New York Times executive editor Bill Keller is staying cool in light of The Wall Street Journal‘s forthcoming New York metro section. He’s staying so cool, in fact, that he told Howard Kurtz today that his paper was responding to the Journal’s attack with a new private-school beat and a couple weekend features.
“We’ve treated the Journal’s challenge as an occasion to fortify our news report with some new beats, including one on private schools,” says Keller, who has also lured a culture reporter from the Journal. “We’ll be adding some new weekend-oriented features to the Thursday and Friday papers.
Keller also told Kurtz that the Times thrives on competition. The paper’s public reaction to the event has been fairly level-headed.
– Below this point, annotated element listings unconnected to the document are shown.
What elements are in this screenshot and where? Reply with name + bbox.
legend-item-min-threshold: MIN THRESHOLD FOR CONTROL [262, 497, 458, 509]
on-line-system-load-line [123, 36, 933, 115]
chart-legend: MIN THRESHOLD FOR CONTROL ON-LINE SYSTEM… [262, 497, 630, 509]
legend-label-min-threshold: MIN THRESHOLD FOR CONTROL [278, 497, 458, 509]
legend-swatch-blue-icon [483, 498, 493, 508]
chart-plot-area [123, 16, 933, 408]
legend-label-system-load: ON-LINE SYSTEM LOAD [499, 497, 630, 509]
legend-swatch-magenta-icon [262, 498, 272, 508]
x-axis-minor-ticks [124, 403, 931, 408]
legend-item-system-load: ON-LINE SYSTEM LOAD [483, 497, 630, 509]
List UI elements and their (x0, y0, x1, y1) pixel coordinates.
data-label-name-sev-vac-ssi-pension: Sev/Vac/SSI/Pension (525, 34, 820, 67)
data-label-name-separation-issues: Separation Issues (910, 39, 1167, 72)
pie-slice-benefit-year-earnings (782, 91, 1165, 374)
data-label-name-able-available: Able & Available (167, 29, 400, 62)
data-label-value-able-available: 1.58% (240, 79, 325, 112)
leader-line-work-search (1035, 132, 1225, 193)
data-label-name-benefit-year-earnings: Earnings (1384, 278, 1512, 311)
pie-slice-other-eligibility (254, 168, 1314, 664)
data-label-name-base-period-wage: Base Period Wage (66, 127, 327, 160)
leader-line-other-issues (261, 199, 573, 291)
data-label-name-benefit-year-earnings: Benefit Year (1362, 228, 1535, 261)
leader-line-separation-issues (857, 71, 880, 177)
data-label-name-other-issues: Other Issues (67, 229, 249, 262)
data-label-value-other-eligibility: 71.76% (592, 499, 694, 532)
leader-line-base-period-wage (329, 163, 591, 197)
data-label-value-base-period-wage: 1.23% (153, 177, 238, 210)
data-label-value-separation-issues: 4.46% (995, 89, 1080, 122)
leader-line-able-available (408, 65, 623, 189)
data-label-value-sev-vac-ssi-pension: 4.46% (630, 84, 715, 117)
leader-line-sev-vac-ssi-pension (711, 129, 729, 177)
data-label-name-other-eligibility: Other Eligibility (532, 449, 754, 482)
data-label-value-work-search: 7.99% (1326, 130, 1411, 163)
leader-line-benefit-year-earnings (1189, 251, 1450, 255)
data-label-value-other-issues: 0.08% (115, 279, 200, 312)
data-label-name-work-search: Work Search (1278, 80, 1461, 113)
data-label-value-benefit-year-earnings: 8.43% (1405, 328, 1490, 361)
The main responses thus far have been to poach reporter Kate Taylor from the Journal and roll out an ad campaign painting the Journal as inferior in terms of reach and circulation.
The Journal, meanwhile, has thrown considerable resources into its Metro section — upping its New York sports coverage, hiring former New York Sun talent, deploying a nightlife reporter and dropping $15 million on the whole project.
The conflict is “more than just a local dust-up,” says Kurtz:
The News Corp. chairman [Rupert Murdoch], whose properties include Fox News and the New York Post, delights in painting the Times as elitist and out of touch. “We believe that in its pursuit of journalism prizes and a national reputation,” he said recently, “a certain other New York daily has essentially stopped covering the city the way it once did.”